La géodynamo
Emmanuel Dormy, PhD, Labo de Géomagnétisme Interne
et Julien Aubert, PhD, Labo de Dynamique des Systèmes Géologiques
D’où viennent les champs magnétiques de la Terre, de cinq autres planètes du système solaire (Jupiter, Saturne, Uranus, Neptune, Mercure), et du Soleil ?
En 1919, Sir Joseph Larmor proposa trois hypothèses pour expliquer le champ magnétique des taches solaires. Il nota en conclusion de son travail que l'une d'entre elles, que l'on appellera plus tard la théorie de la dynamo auto-excitée, permettrait également d'expliquer l'origine du champ magnétique terrestre, mais cela nécessiterait que l'intérieur de la Terre soit fluide.
Ce qui paraissait très improbable à l'époque, est aujourd'hui une certitude grâce à l'inversion des ondes sismiques traversant la Terre. On sait aujourd'hui que le noyau de la Terre (situé quelques 3000 Km sous nos pieds) est bien fluide pour sa plus grande partie. On sait également, grâce à la géochimie, qu'il est constitué principalement de fer. Le fer étant très bon conducteur de l'électricité, tous les éléments nécessaires pour la dynamo auto-excitée proposée par Larmor sont donc réunis dans les profondeurs de notre planète.

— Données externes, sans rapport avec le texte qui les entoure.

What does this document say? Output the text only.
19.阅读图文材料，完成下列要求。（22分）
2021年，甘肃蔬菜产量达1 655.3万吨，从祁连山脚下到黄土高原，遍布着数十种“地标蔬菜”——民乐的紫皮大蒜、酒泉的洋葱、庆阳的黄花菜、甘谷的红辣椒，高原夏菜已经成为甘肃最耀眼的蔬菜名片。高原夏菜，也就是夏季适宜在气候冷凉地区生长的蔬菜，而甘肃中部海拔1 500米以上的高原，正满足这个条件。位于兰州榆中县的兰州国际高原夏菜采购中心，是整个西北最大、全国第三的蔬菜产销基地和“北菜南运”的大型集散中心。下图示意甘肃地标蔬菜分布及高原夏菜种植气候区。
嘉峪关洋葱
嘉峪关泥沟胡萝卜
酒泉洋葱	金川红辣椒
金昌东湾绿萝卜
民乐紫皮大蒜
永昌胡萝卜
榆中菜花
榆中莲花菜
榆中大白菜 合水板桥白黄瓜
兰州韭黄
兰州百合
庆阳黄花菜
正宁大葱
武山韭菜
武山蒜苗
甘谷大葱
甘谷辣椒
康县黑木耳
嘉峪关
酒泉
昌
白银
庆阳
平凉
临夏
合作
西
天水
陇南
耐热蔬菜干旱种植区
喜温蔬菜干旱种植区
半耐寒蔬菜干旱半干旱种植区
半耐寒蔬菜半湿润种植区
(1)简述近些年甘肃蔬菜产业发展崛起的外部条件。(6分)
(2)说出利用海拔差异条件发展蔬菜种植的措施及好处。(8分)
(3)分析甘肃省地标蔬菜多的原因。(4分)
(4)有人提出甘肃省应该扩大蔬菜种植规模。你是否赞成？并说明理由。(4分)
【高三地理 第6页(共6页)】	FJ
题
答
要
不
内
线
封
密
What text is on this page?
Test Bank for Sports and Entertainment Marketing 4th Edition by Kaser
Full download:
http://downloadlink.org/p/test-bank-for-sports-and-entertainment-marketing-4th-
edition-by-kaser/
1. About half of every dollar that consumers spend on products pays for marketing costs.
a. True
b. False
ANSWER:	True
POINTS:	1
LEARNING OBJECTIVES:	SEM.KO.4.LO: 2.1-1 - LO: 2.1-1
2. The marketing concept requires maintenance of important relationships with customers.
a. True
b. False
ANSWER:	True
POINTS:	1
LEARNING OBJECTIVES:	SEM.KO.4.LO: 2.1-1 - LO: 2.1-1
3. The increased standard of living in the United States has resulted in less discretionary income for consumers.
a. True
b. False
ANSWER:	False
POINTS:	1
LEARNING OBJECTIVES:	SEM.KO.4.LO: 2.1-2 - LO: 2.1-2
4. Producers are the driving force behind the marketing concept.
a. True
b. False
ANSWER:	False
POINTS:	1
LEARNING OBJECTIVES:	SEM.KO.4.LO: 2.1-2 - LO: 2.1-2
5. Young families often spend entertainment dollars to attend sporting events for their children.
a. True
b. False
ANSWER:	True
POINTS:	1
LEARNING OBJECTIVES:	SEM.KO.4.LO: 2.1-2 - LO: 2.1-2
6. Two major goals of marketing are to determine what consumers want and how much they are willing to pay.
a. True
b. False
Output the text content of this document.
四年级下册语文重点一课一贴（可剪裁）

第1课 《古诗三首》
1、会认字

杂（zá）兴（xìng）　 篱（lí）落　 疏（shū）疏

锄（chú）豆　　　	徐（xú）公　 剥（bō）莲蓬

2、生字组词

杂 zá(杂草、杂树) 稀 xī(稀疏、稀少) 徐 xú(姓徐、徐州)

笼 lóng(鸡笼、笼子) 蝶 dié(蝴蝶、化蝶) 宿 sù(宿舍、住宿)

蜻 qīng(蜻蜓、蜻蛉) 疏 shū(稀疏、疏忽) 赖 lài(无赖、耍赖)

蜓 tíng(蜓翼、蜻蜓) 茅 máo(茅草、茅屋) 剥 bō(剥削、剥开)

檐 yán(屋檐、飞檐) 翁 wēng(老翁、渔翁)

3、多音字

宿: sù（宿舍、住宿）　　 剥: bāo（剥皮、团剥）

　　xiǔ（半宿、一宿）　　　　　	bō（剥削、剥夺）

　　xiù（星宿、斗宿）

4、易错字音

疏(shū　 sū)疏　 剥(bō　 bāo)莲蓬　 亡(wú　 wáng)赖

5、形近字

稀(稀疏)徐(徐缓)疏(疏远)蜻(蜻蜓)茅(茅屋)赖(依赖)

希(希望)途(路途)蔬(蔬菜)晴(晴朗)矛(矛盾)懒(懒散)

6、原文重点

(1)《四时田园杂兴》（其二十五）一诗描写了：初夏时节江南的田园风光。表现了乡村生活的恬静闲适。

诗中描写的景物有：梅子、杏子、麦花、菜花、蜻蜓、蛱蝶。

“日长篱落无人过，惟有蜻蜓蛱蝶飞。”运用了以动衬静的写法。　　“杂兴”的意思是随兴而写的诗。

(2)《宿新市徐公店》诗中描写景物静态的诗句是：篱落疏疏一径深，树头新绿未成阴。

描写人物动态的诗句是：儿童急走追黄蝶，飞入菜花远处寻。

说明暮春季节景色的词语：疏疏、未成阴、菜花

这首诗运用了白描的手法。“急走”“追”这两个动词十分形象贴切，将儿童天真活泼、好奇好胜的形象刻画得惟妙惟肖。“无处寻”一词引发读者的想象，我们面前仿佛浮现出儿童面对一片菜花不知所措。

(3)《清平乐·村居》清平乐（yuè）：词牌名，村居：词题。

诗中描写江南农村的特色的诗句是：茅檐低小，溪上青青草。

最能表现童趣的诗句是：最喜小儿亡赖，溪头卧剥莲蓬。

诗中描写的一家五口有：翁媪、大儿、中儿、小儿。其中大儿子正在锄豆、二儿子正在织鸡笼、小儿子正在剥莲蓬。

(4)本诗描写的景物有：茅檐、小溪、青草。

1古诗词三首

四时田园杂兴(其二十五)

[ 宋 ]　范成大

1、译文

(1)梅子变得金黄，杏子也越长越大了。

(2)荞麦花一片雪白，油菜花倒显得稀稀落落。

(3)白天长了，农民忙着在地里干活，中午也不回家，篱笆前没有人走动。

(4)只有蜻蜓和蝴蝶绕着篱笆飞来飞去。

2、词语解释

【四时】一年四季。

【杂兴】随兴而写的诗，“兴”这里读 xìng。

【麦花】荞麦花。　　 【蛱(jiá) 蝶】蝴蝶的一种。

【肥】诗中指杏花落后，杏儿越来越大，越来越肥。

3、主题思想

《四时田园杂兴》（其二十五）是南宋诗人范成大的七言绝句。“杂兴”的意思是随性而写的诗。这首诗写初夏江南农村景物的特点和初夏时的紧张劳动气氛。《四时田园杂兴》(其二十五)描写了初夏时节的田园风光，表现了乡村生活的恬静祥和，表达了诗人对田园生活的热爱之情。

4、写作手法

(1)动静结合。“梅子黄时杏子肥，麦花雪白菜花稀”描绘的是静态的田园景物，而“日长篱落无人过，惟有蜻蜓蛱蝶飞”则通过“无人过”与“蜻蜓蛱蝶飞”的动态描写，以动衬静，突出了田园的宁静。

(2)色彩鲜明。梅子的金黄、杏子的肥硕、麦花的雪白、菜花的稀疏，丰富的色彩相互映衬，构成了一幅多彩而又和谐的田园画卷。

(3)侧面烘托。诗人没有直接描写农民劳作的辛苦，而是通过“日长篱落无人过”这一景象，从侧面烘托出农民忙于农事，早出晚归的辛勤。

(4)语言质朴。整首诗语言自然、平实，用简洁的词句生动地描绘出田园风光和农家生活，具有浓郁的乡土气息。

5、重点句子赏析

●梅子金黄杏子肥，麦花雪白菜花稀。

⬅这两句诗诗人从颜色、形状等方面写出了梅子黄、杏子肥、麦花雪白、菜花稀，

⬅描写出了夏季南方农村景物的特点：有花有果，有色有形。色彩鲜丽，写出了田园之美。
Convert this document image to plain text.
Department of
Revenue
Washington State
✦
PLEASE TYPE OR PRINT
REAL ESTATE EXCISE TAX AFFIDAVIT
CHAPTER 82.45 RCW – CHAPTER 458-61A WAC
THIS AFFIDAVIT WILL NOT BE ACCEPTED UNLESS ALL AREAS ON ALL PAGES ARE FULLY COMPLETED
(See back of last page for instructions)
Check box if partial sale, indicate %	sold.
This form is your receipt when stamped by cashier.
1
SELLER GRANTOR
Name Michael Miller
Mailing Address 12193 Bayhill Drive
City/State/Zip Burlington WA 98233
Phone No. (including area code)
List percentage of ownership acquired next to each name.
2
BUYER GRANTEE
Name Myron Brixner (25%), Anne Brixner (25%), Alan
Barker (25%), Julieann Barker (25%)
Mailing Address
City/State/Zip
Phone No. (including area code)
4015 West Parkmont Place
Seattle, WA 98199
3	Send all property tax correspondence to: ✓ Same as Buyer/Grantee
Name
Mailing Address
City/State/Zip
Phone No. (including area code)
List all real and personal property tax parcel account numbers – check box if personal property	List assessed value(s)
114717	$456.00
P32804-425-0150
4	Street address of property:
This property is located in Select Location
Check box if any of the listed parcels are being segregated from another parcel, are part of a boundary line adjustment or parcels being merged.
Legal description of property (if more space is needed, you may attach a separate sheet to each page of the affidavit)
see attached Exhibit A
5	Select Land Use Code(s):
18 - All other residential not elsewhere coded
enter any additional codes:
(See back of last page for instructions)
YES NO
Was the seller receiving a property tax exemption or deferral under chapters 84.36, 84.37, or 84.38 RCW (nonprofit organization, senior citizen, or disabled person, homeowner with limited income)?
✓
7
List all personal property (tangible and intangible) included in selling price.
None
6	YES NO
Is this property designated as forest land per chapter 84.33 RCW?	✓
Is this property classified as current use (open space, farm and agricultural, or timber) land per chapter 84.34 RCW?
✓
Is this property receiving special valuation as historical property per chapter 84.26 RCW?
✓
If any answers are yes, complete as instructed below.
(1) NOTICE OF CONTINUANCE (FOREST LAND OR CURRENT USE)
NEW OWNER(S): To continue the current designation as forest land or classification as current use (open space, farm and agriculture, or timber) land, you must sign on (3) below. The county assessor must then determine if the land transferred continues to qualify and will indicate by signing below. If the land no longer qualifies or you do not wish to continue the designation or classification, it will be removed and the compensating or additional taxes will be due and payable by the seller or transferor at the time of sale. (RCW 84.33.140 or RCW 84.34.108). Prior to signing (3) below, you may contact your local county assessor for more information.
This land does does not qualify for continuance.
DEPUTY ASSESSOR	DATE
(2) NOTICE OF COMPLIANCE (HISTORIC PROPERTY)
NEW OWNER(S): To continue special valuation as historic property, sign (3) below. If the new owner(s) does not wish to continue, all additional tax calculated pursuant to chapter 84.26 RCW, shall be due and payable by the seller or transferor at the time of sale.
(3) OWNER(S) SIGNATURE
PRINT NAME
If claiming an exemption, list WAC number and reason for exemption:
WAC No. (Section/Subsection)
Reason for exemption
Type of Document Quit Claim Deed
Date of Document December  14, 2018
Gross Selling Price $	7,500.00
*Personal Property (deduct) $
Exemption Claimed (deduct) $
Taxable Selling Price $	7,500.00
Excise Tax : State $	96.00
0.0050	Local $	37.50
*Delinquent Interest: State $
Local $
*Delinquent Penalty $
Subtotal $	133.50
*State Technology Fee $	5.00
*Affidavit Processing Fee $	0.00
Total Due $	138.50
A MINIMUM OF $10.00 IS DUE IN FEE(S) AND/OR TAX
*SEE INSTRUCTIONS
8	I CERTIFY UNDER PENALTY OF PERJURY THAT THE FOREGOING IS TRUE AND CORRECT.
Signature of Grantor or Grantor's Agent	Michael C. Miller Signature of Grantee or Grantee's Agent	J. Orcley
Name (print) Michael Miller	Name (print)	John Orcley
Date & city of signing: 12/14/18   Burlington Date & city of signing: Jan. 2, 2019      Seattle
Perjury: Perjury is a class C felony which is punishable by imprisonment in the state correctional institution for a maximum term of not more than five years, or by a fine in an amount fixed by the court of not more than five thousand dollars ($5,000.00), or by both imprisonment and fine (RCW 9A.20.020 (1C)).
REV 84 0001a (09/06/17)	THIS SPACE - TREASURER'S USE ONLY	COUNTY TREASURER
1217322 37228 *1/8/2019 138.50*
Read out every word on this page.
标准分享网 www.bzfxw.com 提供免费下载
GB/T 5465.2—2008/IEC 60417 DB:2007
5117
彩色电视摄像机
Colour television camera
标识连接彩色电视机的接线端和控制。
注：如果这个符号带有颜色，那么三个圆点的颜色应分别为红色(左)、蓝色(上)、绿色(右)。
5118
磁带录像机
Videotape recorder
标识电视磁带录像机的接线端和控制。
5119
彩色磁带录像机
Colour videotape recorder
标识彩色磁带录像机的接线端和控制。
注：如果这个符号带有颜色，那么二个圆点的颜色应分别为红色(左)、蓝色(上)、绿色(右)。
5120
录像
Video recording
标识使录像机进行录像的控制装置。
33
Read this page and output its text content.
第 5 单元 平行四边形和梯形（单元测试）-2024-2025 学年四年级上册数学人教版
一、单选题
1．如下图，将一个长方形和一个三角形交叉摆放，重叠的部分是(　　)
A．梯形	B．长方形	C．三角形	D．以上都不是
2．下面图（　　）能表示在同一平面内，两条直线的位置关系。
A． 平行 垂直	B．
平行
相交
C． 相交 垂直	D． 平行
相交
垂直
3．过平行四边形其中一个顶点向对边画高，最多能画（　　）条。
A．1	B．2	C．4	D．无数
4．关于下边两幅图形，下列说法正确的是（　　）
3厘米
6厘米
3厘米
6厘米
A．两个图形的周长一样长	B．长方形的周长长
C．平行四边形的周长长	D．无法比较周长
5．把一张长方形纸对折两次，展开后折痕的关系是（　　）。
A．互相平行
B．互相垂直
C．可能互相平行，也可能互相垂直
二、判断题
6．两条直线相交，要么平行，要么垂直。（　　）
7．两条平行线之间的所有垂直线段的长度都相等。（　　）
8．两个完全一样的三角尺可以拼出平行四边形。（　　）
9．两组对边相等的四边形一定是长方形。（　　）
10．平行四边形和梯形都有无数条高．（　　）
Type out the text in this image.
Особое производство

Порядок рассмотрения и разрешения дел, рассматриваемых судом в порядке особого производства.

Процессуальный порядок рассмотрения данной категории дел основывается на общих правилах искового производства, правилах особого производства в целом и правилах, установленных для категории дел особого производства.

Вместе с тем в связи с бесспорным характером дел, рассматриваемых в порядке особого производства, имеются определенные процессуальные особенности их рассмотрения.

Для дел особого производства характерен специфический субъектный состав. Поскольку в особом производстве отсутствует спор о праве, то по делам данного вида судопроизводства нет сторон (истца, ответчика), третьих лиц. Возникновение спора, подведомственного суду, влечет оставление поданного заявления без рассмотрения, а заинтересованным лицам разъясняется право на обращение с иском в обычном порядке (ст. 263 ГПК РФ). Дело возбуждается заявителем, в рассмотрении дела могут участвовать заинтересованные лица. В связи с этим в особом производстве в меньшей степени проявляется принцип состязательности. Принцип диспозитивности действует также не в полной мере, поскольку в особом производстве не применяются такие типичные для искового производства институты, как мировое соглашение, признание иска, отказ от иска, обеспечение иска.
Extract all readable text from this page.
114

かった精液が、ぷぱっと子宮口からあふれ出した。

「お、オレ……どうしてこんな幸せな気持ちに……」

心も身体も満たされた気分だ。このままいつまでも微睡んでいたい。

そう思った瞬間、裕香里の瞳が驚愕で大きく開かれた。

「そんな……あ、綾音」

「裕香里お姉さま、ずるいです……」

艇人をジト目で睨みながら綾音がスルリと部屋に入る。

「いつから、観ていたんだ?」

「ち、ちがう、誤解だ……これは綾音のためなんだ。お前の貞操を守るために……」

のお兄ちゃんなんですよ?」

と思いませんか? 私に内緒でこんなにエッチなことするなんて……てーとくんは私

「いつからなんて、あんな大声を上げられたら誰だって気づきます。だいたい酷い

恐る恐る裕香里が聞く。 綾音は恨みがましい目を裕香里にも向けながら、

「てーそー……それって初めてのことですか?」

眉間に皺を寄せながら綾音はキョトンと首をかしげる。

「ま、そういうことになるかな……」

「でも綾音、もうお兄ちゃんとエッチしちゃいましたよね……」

Si le noyau de la Terre est fluide, on sait aussi qu'en son centre, le fer cristallise pour former une graine solide (en gris sombre sur la figure) de plus d'un millier de kilomètres de rayon. Cette cristallisation libère des éléments légers ainsi que de la chaleur. Ces deux effets combinés entretiennent des mouvements de convection au coeur de notre planète. Ces mouvements sont soumis, comme l’atmosphère, à l’influence de la force de Coriolis. Ainsi, de gigantesques cyclones apparaissent dans le noyau externe (en bleu sur la figure). Dans un fluide conducteur, de tels mouvements ont la propriété d’amplifier un champ magnétique à partir d'un "bruit" initial. On peut comprendre ceci à l’aide du concept des lignes de champ magnétique. Ces lignes imaginaires sont en tout point parallèles à la direction qu’indique la boussole. Les mouvements de fluide tordent les lignes de champ magnétique, et les étirent à la manière d’élastiques (les lignes sont représentées en gris clair sur la figure). De même qu’un élastique étiré acquiert de l’énergie potentielle, des lignes de champ magnétique étirées acquièrent de l’énergie magnétique. Tel est le mécanisme de la géodynamo.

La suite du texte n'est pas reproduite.